Bu gün coğrafya eğitiminin nasıl olması gerektiği konusunda, çalışma yapan bir çok araştırmacıya göre, coğrafya öğretiminin yanlış yapıldığı, modern öğretim tekniklerinden yararlanılmadığı açık bir şekilde belirtilmektedir. Bu aşamada coğrafyanın istatistiki verilerden, ülke yüzölçümlerinden, şehir isimlerinden, nehirlerin uzunlukları gibi bilgilerden oluştuğunu düşünen insanlara, coğrafi konuların hayatın her aşamasında işe yarayan, günlük yaşamla ilişkilendirilmesi gereken bilgilerden oluştuğu ve uygulama ile coğrafi bilgilerin daha iyi anlaşılabileceği anlatılmalıdır. Bunu gerçekleştirmenin tek yolu çeşitli araştırmacılar tarafından uygulamalı çalışmalar ile etkinliği kanıtlanmış olan öğretim yöntemlerini etkin bir şekilde kullanmaktan geçmektedir. Bu çalışma bu yönü ile coğrafya eğitimine yönelmiş eğitimcilere örnek teşkil edecektir.

Araştırmada öncelikle deneysel gözlemin tanımlanması ve coğrafyada kullanılması açıklandıktan sonra, iklim konularının öğretilmesinde kullanılmak amacıyla tasarlanmış bir etkinlik anlatılacaktır. Sonrada çalışmanın sonuç ve öneriler kısmında çeşitli çalışmalara dayandırılarak geliştirilen öneriler yer alacaktır.

(3)

KAVRAMSAL ÇERÇEVE

3.1. Gözlem Tekniği

“Öğretimde gözlem, herhangi bir nesne, olgu yada olayı iyi kavramak için nesne, olgu yada olayın türlü belirti yada koşullarını, bir plan çerçevesinde göz ya da görsel araçlar yoluyla oluş halinde evre evre incelemek ve izlemektir” (Binbaşıoğlu, 1994:123).

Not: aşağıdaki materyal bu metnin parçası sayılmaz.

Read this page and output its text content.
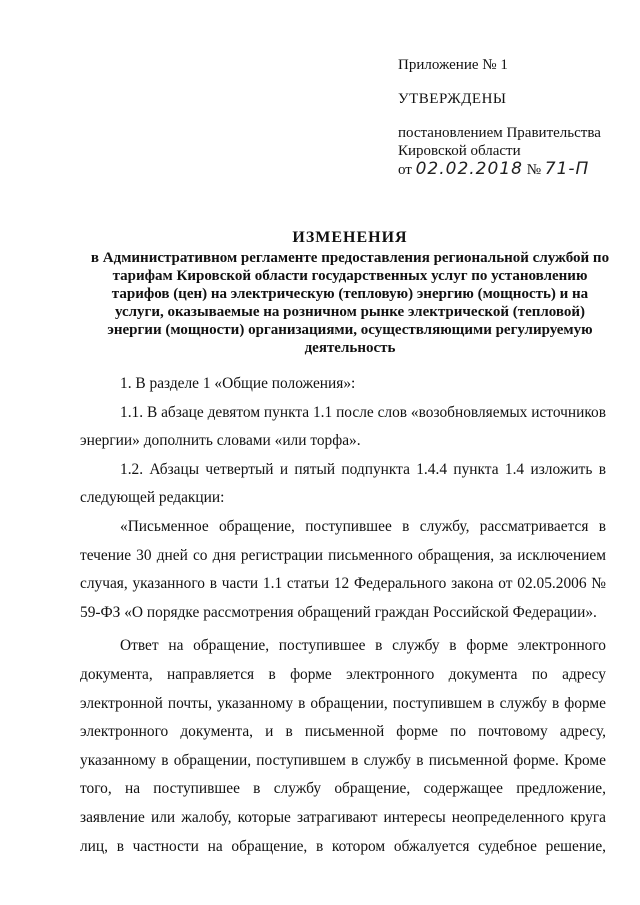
Приложение № 1
УТВЕРЖДЕНЫ
постановлением Правительства
Кировской области
от 02.02.2018 № 71-П
ИЗМЕНЕНИЯ
в Административном регламенте предоставления региональной службой по тарифам Кировской области государственных услуг по установлению тарифов (цен) на электрическую (тепловую) энергию (мощность) и на услуги, оказываемые на розничном рынке электрической (тепловой) энергии (мощности) организациями, осуществляющими регулируемую деятельность

1. В разделе 1 «Общие положения»:

1.1. В абзаце девятом пункта 1.1 после слов «возобновляемых источников энергии» дополнить словами «или торфа».

1.2. Абзацы четвертый и пятый подпункта 1.4.4 пункта 1.4 изложить в следующей редакции:

«Письменное обращение, поступившее в службу, рассматривается в течение 30 дней со дня регистрации письменного обращения, за исключением случая, указанного в части 1.1 статьи 12 Федерального закона от 02.05.2006 № 59-ФЗ «О порядке рассмотрения обращений граждан Российской Федерации».

Ответ на обращение, поступившее в службу в форме электронного документа, направляется в форме электронного документа по адресу электронной почты, указанному в обращении, поступившем в службу в форме электронного документа, и в письменной форме по почтовому адресу, указанному в обращении, поступившем в службу в письменной форме. Кроме того, на поступившее в службу обращение, содержащее предложение, заявление или жалобу, которые затрагивают интересы неопределенного круга лиц, в частности на обращение, в котором обжалуется судебное решение,
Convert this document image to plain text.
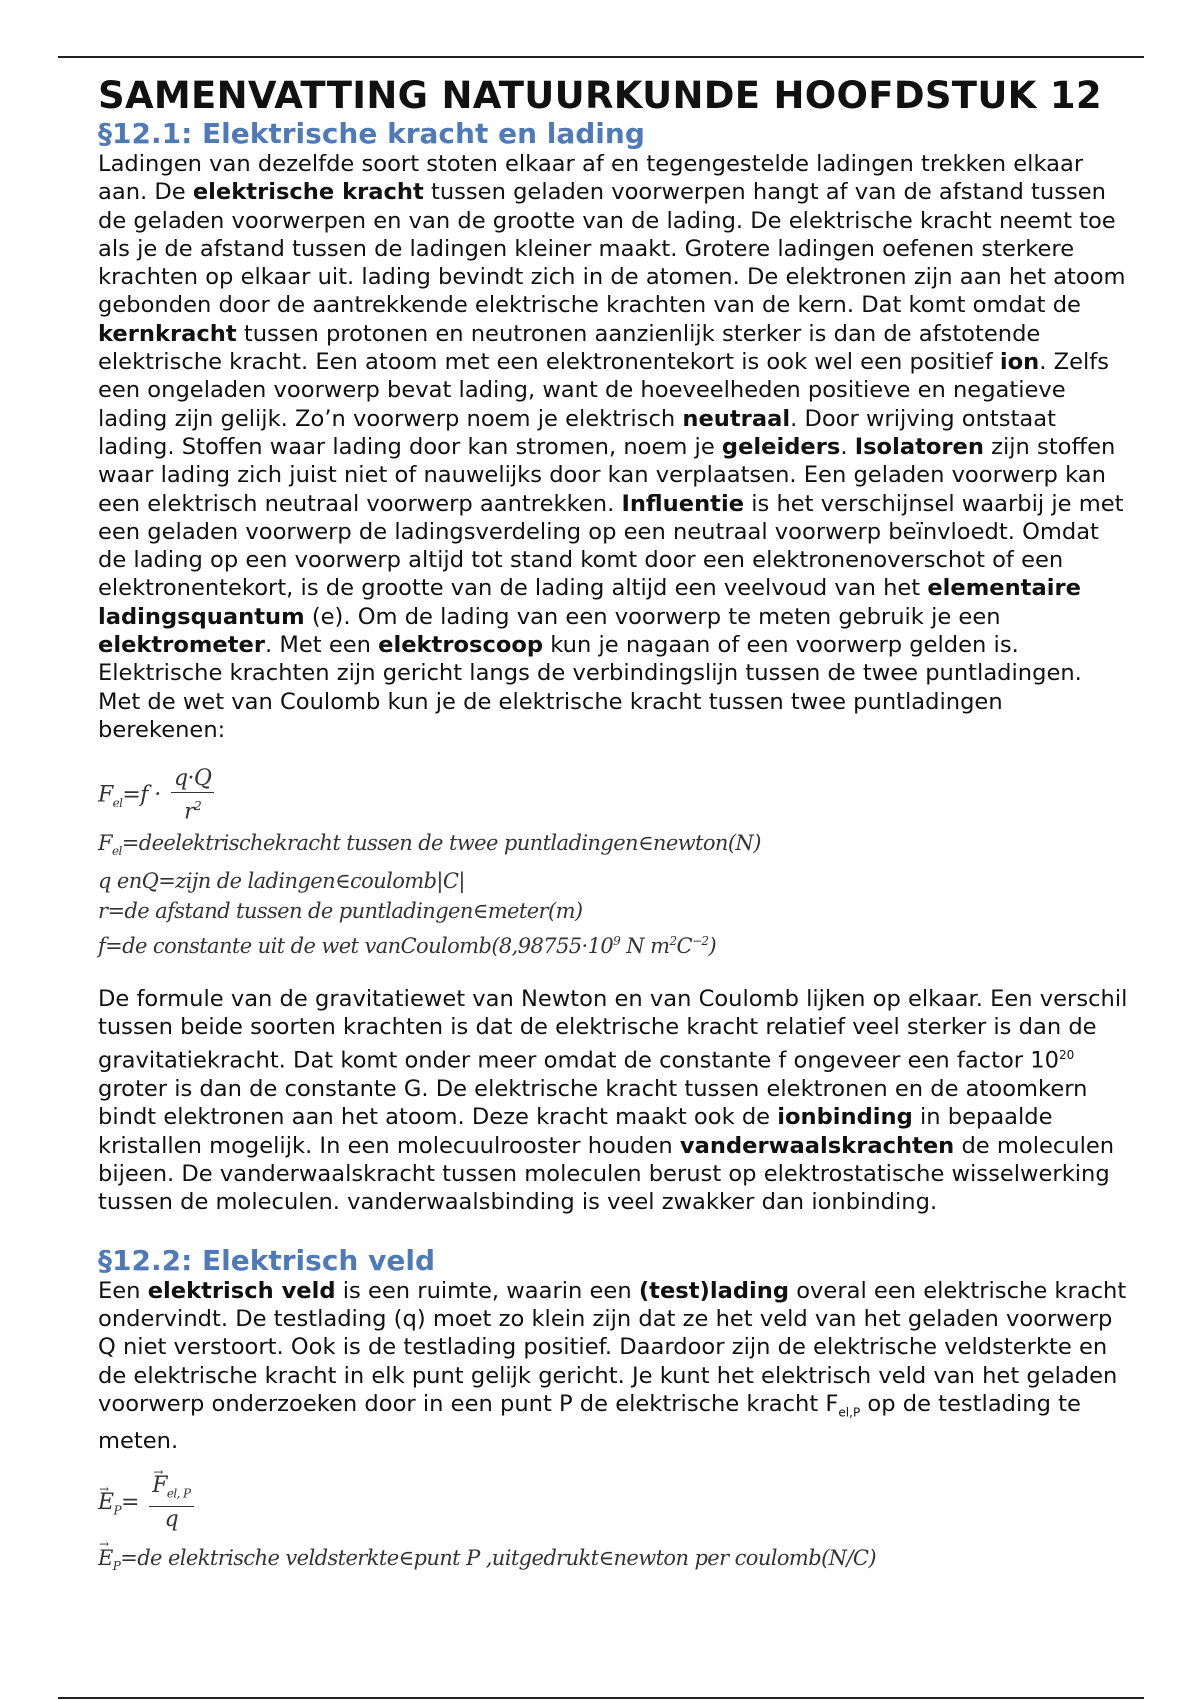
SAMENVATTING NATUURKUNDE HOOFDSTUK 12
§12.1: Elektrische kracht en lading

Ladingen van dezelfde soort stoten elkaar af en tegengestelde ladingen trekken elkaar aan. De elektrische kracht tussen geladen voorwerpen hangt af van de afstand tussen de geladen voorwerpen en van de grootte van de lading. De elektrische kracht neemt toe als je de afstand tussen de ladingen kleiner maakt. Grotere ladingen oefenen sterkere krachten op elkaar uit. lading bevindt zich in de atomen. De elektronen zijn aan het atoom gebonden door de aantrekkende elektrische krachten van de kern. Dat komt omdat de kernkracht tussen protonen en neutronen aanzienlijk sterker is dan de afstotende elektrische kracht. Een atoom met een elektronentekort is ook wel een positief ion. Zelfs een ongeladen voorwerp bevat lading, want de hoeveelheden positieve en negatieve lading zijn gelijk. Zo’n voorwerp noem je elektrisch neutraal. Door wrijving ontstaat lading. Stoffen waar lading door kan stromen, noem je geleiders. Isolatoren zijn stoffen waar lading zich juist niet of nauwelijks door kan verplaatsen. Een geladen voorwerp kan een elektrisch neutraal voorwerp aantrekken. Influentie is het verschijnsel waarbij je met een geladen voorwerp de ladingsverdeling op een neutraal voorwerp beïnvloedt. Omdat de lading op een voorwerp altijd tot stand komt door een elektronenoverschot of een elektronentekort, is de grootte van de lading altijd een veelvoud van het elementaire ladingsquantum (e). Om de lading van een voorwerp te meten gebruik je een elektrometer. Met een elektroscoop kun je nagaan of een voorwerp gelden is. Elektrische krachten zijn gericht langs de verbindingslijn tussen de twee puntladingen. Met de wet van Coulomb kun je de elektrische kracht tussen twee puntladingen berekenen:

$F_{el}=f \cdot \frac{q\cdot Q}{r^2}$
$F_{el}=deelektrischekracht$ tussen de twee puntladingen∈newton(N)
q enQ=zijn de ladingen∈coulomb|C|
r=de afstand tussen de puntladingen∈meter(m)
f=de constante uit de wet $vanCoulomb(8,98755\cdot 10^9$ N $m^2C^{-2}$)

De formule van de gravitatiewet van Newton en van Coulomb lijken op elkaar. Een verschil tussen beide soorten krachten is dat de elektrische kracht relatief veel sterker is dan de gravitatiekracht. Dat komt onder meer omdat de constante f ongeveer een factor $10^{20}$ groter is dan de constante G. De elektrische kracht tussen elektronen en de atoomkern bindt elektronen aan het atoom. Deze kracht maakt ook de ionbinding in bepaalde kristallen mogelijk. In een molecuulrooster houden vanderwaalskrachten de moleculen bijeen. De vanderwaalskracht tussen moleculen berust op elektrostatische wisselwerking tussen de moleculen. vanderwaalsbinding is veel zwakker dan ionbinding.

§12.2: Elektrisch veld

Een elektrisch veld is een ruimte, waarin een (test)lading overal een elektrische kracht ondervindt. De testlading (q) moet zo klein zijn dat ze het veld van het geladen voorwerp Q niet verstoort. Ook is de testlading positief. Daardoor zijn de elektrische veldsterkte en de elektrische kracht in elk punt gelijk gericht. Je kunt het elektrisch veld van het geladen voorwerp onderzoeken door in een punt P de elektrische kracht $F_{el,P}$ op de testlading te meten.

→ $E_P=$
→ $\frac{F_{el, P}}{q}$
→ $E_P=de$ elektrische veldsterkte∈punt P ,uitgedrukt∈newton per coulomb(N/C)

Büyükkaragöz ve Çivi (1999: 90) ise gözlemi şu şekilde tanımlamaktadırlar:

“Öğretimde gözlem, belli eğitsel sonuçları gerçekleştirmek için herhangi bir olay ya da varlığı önceden hazırlanmış olan bir plan çerçevesinde incelemek demektir.” “Okulda organize edilen gözleme ilişkin geziye de gözlem gezisi denir.”

Gözlem, amaçlı ve planlı bir etkinliktir. Gözlem planı hazırlanırken öğrencilerin düşünceleri ve istekleri sorularak planlama çalışmalarına onların da katılmaları sağlanmalıdır (Karakuş, 2006: 53).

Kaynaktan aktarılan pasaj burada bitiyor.